En effet, ces missiles ont la capacité de redéfinir la stratégie basée sur la dissuasion comme l'indiquait l'Ifri (Institut français des relations internationales) en juin 2021 dans un rapport intitulé "Armes hypersoniques: quels enjeux pour les armées?".
"L’hypersonique n’est plus uniquement envisagé dans le cadre d’une stratégie de dissuasion nucléaire, mais aussi de frappe terrestre et antinavire", indique l'Ifri en rappelant que cette technologie est conçue pour "frapper conventionnellement partout dans le monde en moins d’une heure [...] de plus grosses unités navales, mais également des cibles terrestres".
Actuellement, trois pays disposeraient de ces armes qui remettent en question la stratégie de la dissuasion: la Russie, la Chine et la Corée du Nord.
Inquiétude des Etats-Unis et de l'Europe
La Russie teste ces missiles depuis plusieurs années. Elle en a développé deux types: des balistiques, les Kinjal ("poignard" en russe), qui auraient été utilisés en Ukraine. Testés en 2018, ils ont atteint toutes leurs cibles à une distance de plus de 1000 km. Ils équipent les avions de guerre Mig-31.
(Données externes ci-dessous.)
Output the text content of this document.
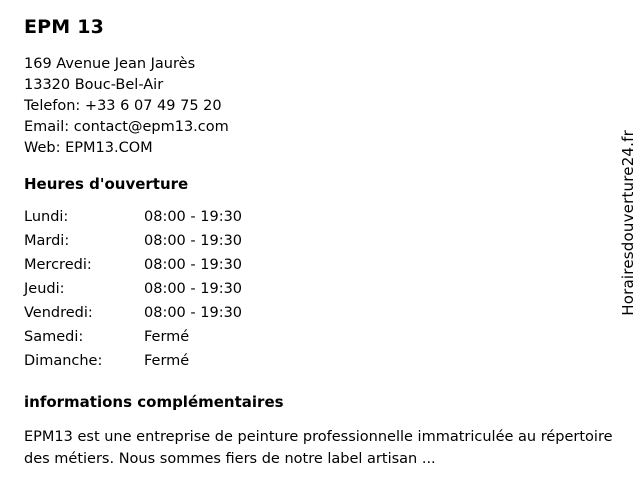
EPM 13
169 Avenue Jean Jaurès
13320 Bouc-Bel-Air
Telefon: +33 6 07 49 75 20
Email: contact@epm13.com
Web: EPM13.COM
Heures d'ouverture
Lundi:	08:00 - 19:30
Mardi:	08:00 - 19:30
Mercredi:	08:00 - 19:30
Jeudi:	08:00 - 19:30
Vendredi:	08:00 - 19:30
Samedi:	Fermé
Dimanche:	Fermé
informations complémentaires

EPM13 est une entreprise de peinture professionnelle immatriculée au répertoire des métiers. Nous sommes fiers de notre label artisan ...

Horairesdouverture24.fr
La Russie dispose aussi des missiles de croisière Zirkon testé par Moscou en Mer Blanche en 2021 depuis un navire de surface et en sous-marin en plongée à 40 mètres de profondeur.
"Les budgets d'armement engagés par nos 'partenaires' sont inutiles contre ce missile", promet Andreï Kartapolov, ex-vice-ministre de la Défense et aujourd'hui chef du Comité de défense de la Douma. Il affirme qu'une salve de plusieurs "Zirkon" serait capable d'anéantir simultanément plusieurs porte-avions.
L'avance de la Russie, mais aussi de la Chine, inquiète les États-Unis et l'Europe. L'an dernier, lors du Forum international sur la sécurité de Halifax, au Canada, David Thompson, vice-chef de l'US Space Force, a admis le retars des tats-Unis dans ce domaine. Le Pentagone prévoit de disposer de missiles hypersoniques en 2024. La marine vise à mettre sa propre version du missile sur un destroyer en 2025 et sur des sous-marins de classe Virginia en 2028.
Pour faire face à une attaque hypersoniques, Washington a chargé trois géants américains de l'industrie de la défense, Raytheon, Lockheed Martin et Northrop Grumman, de développer des missiles intercepteurs. Un contrat de 60 millions de dollars a été conclu avec le Pentagone.
En Europe, la France travaille également sur le sujet. En 2019, Florence Parly, ministre des Armées, a annoncé un programme visant à mette au point un planeur hypersonique. En mai 2021, lors d'une visite sur la base aérienne de Creil, dans l'Oise, la ministre a révélé que des tests devaient avoir lieu fin 2021. Ont-ils été menés? BFM Business a posé la question à plusieurs reprises au ministère des Armées sans obtenir à ce jour de réponse.